Le président de la République nomme et décharge de ses fonctions le Mufti de la République. Il décide des nominations et des limogeages dans les hautes fonctions de la Présidence de la République et des institutions qui en relèvent, de même que des nominations et limogeages dans les hautes fonctions militaires, après consultation du chef du gouvernement.

C’est aussi à lui que revient de nommer le gouverneur de la Banque centrale, sur proposition du chef du gouvernement. Il promulgue les lois et en ordonne la publication au Journal officiel de la République tunisienne. Ce sont là, en gros, les principales attributions du président de la République.

Importantes, elles sont indubitablement. Mais, chaque fois qu’il s’agit d’un domaine sensible ou vital, on remarque que le chef de l’Etat n’a pas, constitutionnellement parlant, la possibilité de prendre seul les décisions et mesures qui s’imposent. Dans le cas d’espèce, en effet, il est tenu de consulter le chef du gouvernement et, parfois, obtenir l’aval de l’Assemblée des représentants du peuple.

Il est tout aussi frappant de remarquer, au vu des tâches et attributions du président de la République, qu’il n’a aucune prise directe sur l’action gouvernementale, ni même sur les choix et les dossiers de développement. Il n’est pas du tout concerné, non plus, par le fonctionnement des organes administratifs et des services publics, dans tous les domaines et secteurs.

La Constitution donne en effet au chef du gouvernement la latitude de fixer la politique générale de l’Etat hormis en matière de défense et de relations étrangères. D’autre part et en application de l’article 92 de la Constitution, c’est le chef du gouvernement qui crée, modifie et supprime les ministères et les secrétariats d’Etat dont il fixe lui-même les attributions. Il limoge un ou plusieurs membres du gouvernement et statue sur leur éventuelle démission.
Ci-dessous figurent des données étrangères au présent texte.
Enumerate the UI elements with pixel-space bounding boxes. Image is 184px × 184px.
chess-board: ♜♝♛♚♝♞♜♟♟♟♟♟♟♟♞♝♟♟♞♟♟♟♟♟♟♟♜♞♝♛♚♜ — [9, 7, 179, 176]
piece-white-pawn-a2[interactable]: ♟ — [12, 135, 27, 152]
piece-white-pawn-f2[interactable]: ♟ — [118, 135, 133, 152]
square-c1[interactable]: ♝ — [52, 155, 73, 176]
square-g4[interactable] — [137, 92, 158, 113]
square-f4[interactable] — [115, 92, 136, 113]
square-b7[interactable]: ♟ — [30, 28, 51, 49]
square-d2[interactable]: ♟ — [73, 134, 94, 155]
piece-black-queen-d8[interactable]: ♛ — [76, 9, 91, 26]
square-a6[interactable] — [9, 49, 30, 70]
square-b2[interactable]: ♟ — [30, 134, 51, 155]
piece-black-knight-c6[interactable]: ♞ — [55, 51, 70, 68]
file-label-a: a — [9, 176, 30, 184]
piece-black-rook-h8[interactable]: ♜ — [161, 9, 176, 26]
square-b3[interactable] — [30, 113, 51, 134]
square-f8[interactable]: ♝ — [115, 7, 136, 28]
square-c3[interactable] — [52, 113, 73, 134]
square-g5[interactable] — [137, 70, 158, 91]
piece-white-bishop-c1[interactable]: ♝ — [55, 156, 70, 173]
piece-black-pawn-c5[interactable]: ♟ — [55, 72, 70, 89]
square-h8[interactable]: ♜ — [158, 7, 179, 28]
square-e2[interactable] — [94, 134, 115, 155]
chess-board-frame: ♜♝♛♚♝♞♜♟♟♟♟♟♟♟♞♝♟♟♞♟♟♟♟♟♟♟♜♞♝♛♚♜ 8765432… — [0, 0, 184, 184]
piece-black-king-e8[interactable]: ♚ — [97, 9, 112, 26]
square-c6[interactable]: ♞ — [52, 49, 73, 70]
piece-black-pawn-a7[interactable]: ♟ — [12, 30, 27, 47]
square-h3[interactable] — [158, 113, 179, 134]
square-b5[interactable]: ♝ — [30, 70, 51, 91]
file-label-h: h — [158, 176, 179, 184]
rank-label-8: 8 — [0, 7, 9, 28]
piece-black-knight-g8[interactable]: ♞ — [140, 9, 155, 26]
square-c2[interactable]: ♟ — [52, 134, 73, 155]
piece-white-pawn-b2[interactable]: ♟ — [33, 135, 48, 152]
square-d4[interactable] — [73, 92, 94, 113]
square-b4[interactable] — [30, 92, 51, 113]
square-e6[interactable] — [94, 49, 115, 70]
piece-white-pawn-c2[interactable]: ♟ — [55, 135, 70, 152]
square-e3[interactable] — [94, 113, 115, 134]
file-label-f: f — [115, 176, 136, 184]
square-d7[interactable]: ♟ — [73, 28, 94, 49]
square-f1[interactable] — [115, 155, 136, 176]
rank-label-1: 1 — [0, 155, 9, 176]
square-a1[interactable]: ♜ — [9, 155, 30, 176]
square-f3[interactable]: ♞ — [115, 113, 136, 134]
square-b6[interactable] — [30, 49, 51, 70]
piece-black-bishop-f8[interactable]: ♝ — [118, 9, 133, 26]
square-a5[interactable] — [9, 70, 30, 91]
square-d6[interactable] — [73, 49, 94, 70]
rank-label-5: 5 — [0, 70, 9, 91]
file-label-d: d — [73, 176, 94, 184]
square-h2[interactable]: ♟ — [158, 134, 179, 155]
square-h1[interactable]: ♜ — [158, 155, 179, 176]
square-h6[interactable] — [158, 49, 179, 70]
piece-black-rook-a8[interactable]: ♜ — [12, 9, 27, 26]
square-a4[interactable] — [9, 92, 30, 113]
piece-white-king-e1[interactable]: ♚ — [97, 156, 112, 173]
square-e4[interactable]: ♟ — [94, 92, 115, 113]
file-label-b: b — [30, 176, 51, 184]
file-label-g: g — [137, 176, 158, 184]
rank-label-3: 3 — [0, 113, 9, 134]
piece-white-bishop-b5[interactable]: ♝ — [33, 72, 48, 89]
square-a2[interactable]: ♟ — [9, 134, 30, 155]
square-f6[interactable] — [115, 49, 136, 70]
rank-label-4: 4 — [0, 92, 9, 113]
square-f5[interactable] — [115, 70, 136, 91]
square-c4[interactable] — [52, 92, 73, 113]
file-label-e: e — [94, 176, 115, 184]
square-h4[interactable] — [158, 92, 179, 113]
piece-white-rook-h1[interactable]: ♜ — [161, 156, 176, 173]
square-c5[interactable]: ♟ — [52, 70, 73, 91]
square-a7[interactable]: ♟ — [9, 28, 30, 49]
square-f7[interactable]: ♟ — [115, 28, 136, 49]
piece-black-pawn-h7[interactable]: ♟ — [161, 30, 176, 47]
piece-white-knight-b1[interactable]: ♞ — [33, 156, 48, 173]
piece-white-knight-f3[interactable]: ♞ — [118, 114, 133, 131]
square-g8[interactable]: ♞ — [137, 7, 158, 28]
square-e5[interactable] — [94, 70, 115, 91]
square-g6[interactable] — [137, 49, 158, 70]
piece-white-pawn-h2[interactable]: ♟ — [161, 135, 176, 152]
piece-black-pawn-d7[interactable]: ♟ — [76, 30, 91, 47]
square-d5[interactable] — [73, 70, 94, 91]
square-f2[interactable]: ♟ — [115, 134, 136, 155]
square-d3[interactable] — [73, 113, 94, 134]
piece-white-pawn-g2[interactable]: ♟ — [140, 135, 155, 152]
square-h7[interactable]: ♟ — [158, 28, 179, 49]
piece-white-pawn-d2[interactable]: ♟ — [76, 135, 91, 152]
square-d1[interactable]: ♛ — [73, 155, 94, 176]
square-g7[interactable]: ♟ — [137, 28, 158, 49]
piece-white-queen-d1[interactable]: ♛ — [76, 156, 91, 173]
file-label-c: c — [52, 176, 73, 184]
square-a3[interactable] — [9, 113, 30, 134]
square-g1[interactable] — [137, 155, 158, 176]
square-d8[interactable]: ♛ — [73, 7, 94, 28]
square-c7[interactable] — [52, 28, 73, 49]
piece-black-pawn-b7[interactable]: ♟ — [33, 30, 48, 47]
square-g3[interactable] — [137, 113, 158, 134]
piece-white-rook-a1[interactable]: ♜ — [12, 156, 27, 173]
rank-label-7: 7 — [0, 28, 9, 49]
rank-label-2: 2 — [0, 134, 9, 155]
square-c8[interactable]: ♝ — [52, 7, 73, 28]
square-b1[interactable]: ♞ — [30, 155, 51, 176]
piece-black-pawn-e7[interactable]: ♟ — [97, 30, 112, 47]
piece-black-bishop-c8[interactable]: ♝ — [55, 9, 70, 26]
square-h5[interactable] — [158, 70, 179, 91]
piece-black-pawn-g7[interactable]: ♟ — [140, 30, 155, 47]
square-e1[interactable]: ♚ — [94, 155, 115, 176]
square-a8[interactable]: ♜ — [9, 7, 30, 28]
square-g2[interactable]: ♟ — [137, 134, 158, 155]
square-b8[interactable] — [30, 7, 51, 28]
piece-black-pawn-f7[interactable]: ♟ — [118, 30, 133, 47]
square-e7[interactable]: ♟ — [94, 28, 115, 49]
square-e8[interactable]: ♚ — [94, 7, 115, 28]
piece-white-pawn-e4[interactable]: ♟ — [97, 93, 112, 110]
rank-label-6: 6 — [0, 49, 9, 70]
La création, la modification ou la suppression d’entreprises et d’établissements publics restent eux aussi du ressort du chef du gouvernement qui procède également aux nominations et aux limogeages dans les hautes fonctions civiles. Il dirige l’administration et conclut les accords internationaux à caractère technique.

Le chef du gouvernement exerce le pouvoir réglementaire général et signe les décrets individuels après délibération en conseil des ministres. C’est dire combien sont étendus les pouvoirs et compétences du chef du gouvernement qui reste le premier responsable des choix, orientations et politiques dans les divers domaines, ainsi que de leur mise en oeuvre. De ce fait, il assume la responsabilité de leur succès comme de leur échec.
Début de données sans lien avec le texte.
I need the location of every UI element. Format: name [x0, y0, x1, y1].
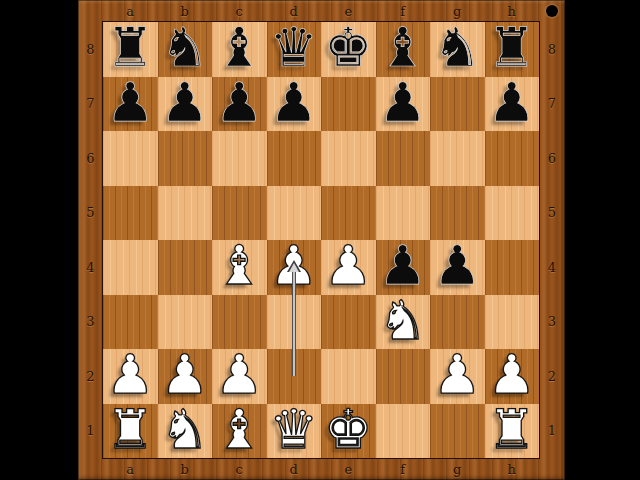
square-c4[interactable]: ♝ [212, 240, 267, 295]
file-label-a-bottom: a [103, 458, 158, 480]
white-pawn-g2[interactable]: ♟ [433, 348, 481, 402]
square-f5[interactable] [376, 186, 431, 241]
frame-corner-top-left [78, 0, 103, 22]
square-d8[interactable]: ♛ [267, 22, 322, 77]
rank-label-1-right: 1 [539, 404, 565, 459]
square-f8[interactable]: ♝ [376, 22, 431, 77]
square-e7[interactable] [321, 77, 376, 132]
square-g4[interactable]: ♟ [430, 240, 485, 295]
square-h1[interactable]: ♜ [485, 404, 540, 459]
black-knight-b8[interactable]: ♞ [161, 21, 209, 75]
black-pawn-f4[interactable]: ♟ [379, 239, 427, 293]
white-knight-f3[interactable]: ♞ [379, 294, 427, 348]
square-e4[interactable]: ♟ [321, 240, 376, 295]
black-to-move-indicator-dot [546, 5, 558, 17]
last-move-arrowhead-fill [289, 263, 299, 272]
square-b3[interactable] [158, 295, 213, 350]
rank-labels-left: 8 7 6 5 4 3 2 1 [78, 22, 103, 458]
white-rook-a1[interactable]: ♜ [106, 403, 154, 457]
white-bishop-c4[interactable]: ♝ [215, 239, 263, 293]
square-f7[interactable]: ♟ [376, 77, 431, 132]
last-move-arrow-line [292, 271, 296, 376]
white-pawn-e4[interactable]: ♟ [324, 239, 372, 293]
square-h6[interactable] [485, 131, 540, 186]
square-b7[interactable]: ♟ [158, 77, 213, 132]
white-king-e1[interactable]: ♚ [324, 403, 372, 457]
file-label-h-bottom: h [485, 458, 540, 480]
black-knight-g8[interactable]: ♞ [433, 21, 481, 75]
square-a2[interactable]: ♟ [103, 349, 158, 404]
square-f4[interactable]: ♟ [376, 240, 431, 295]
frame-corner-bottom-right [539, 458, 565, 480]
black-rook-a8[interactable]: ♜ [106, 21, 154, 75]
square-d7[interactable]: ♟ [267, 77, 322, 132]
square-h4[interactable] [485, 240, 540, 295]
square-d1[interactable]: ♛ [267, 404, 322, 459]
square-b8[interactable]: ♞ [158, 22, 213, 77]
square-a6[interactable] [103, 131, 158, 186]
white-rook-h1[interactable]: ♜ [488, 403, 536, 457]
white-queen-d1[interactable]: ♛ [270, 403, 318, 457]
rank-label-2-right: 2 [539, 349, 565, 404]
square-b2[interactable]: ♟ [158, 349, 213, 404]
frame-corner-bottom-left [78, 458, 103, 480]
square-h5[interactable] [485, 186, 540, 241]
square-b1[interactable]: ♞ [158, 404, 213, 459]
rank-labels-right: 8 7 6 5 4 3 2 1 [539, 22, 565, 458]
rank-label-4-right: 4 [539, 240, 565, 295]
rank-label-3-right: 3 [539, 295, 565, 350]
black-rook-h8[interactable]: ♜ [488, 21, 536, 75]
square-e5[interactable] [321, 186, 376, 241]
black-pawn-a7[interactable]: ♟ [106, 76, 154, 130]
square-g7[interactable] [430, 77, 485, 132]
square-f3[interactable]: ♞ [376, 295, 431, 350]
rank-label-6-left: 6 [78, 131, 103, 186]
board-frame: a b c d e f g h 8 7 6 5 4 3 2 1 ♜♞♝♛♚♝♞♜… [78, 0, 565, 480]
square-e6[interactable] [321, 131, 376, 186]
black-pawn-c7[interactable]: ♟ [215, 76, 263, 130]
white-pawn-c2[interactable]: ♟ [215, 348, 263, 402]
black-pawn-d7[interactable]: ♟ [270, 76, 318, 130]
square-f6[interactable] [376, 131, 431, 186]
white-bishop-c1[interactable]: ♝ [215, 403, 263, 457]
square-g5[interactable] [430, 186, 485, 241]
file-label-b-bottom: b [158, 458, 213, 480]
white-pawn-a2[interactable]: ♟ [106, 348, 154, 402]
square-f1[interactable] [376, 404, 431, 459]
rank-label-7-right: 7 [539, 77, 565, 132]
square-c8[interactable]: ♝ [212, 22, 267, 77]
square-a1[interactable]: ♜ [103, 404, 158, 459]
square-e8[interactable]: ♚ [321, 22, 376, 77]
white-pawn-b2[interactable]: ♟ [161, 348, 209, 402]
square-d5[interactable] [267, 186, 322, 241]
black-pawn-h7[interactable]: ♟ [488, 76, 536, 130]
black-bishop-f8[interactable]: ♝ [379, 21, 427, 75]
square-c2[interactable]: ♟ [212, 349, 267, 404]
square-b5[interactable] [158, 186, 213, 241]
rank-label-7-left: 7 [78, 77, 103, 132]
square-c1[interactable]: ♝ [212, 404, 267, 459]
square-a8[interactable]: ♜ [103, 22, 158, 77]
square-a4[interactable] [103, 240, 158, 295]
frame-corner-top-right [539, 0, 565, 22]
black-king-e8[interactable]: ♚ [324, 21, 372, 75]
square-b4[interactable] [158, 240, 213, 295]
file-label-e-bottom: e [321, 458, 376, 480]
square-c5[interactable] [212, 186, 267, 241]
square-a3[interactable] [103, 295, 158, 350]
black-pawn-b7[interactable]: ♟ [161, 76, 209, 130]
file-label-g-bottom: g [430, 458, 485, 480]
rank-label-2-left: 2 [78, 349, 103, 404]
rank-label-1-left: 1 [78, 404, 103, 459]
black-pawn-g4[interactable]: ♟ [433, 239, 481, 293]
square-c7[interactable]: ♟ [212, 77, 267, 132]
rank-label-5-left: 5 [78, 186, 103, 241]
square-f2[interactable] [376, 349, 431, 404]
square-g3[interactable] [430, 295, 485, 350]
rank-label-5-right: 5 [539, 186, 565, 241]
square-e2[interactable] [321, 349, 376, 404]
square-g6[interactable] [430, 131, 485, 186]
square-h7[interactable]: ♟ [485, 77, 540, 132]
black-pawn-f7[interactable]: ♟ [379, 76, 427, 130]
square-b6[interactable] [158, 131, 213, 186]
square-e1[interactable]: ♚ [321, 404, 376, 459]
black-queen-d8[interactable]: ♛ [270, 21, 318, 75]
square-h8[interactable]: ♜ [485, 22, 540, 77]
white-pawn-h2[interactable]: ♟ [488, 348, 536, 402]
rank-label-8-left: 8 [78, 22, 103, 77]
square-a5[interactable] [103, 186, 158, 241]
square-d6[interactable] [267, 131, 322, 186]
square-h3[interactable] [485, 295, 540, 350]
square-h2[interactable]: ♟ [485, 349, 540, 404]
rank-label-4-left: 4 [78, 240, 103, 295]
file-label-c-bottom: c [212, 458, 267, 480]
square-g1[interactable] [430, 404, 485, 459]
square-c3[interactable] [212, 295, 267, 350]
black-bishop-c8[interactable]: ♝ [215, 21, 263, 75]
chess-board: ♜♞♝♛♚♝♞♜♟♟♟♟♟♟♝♟♟♟♟♞♟♟♟♟♟♜♞♝♛♚♜ [103, 22, 539, 458]
square-a7[interactable]: ♟ [103, 77, 158, 132]
square-g2[interactable]: ♟ [430, 349, 485, 404]
square-g8[interactable]: ♞ [430, 22, 485, 77]
rank-label-3-left: 3 [78, 295, 103, 350]
white-knight-b1[interactable]: ♞ [161, 403, 209, 457]
rank-label-6-right: 6 [539, 131, 565, 186]
file-label-f-bottom: f [376, 458, 431, 480]
file-label-d-bottom: d [267, 458, 322, 480]
rank-label-8-right: 8 [539, 22, 565, 77]
square-c6[interactable] [212, 131, 267, 186]
square-e3[interactable] [321, 295, 376, 350]
file-labels-bottom: a b c d e f g h [103, 458, 539, 480]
Aussi, la politique générale de l’Etat, de même que les choix, plans et mécanismes destinés à la concrétiser restent-ils hors du champ de compétences du président de la République. Les temps sont déjà lointains où le président de la République avait seul la haute main sur le pouvoir exécutif et les rouages de l’Etat et en fixait les choix, comme ce fut très longtemps le cas. En ces temps là, il cumulait, de fait, les fonctions de chef de l’Etat et de chef du gouvernement.

La Constitution du 27 janvier 2014 veut que le pouvoir exécutif soit exercé par le président de la République et un gouvernement présidé par un chef du gouvernement. Mais, là encore, force de constater que la majeure partie des compétences liées à l’exercice du pouvoir exécutif revient au chef du gouvernement qui n’a pas de comptes à rendre au président de la République. La seule autorité habilitée à lui demander des compter voire à lui retirer la confiance, c’est l’Assemblée des représentants du peuple.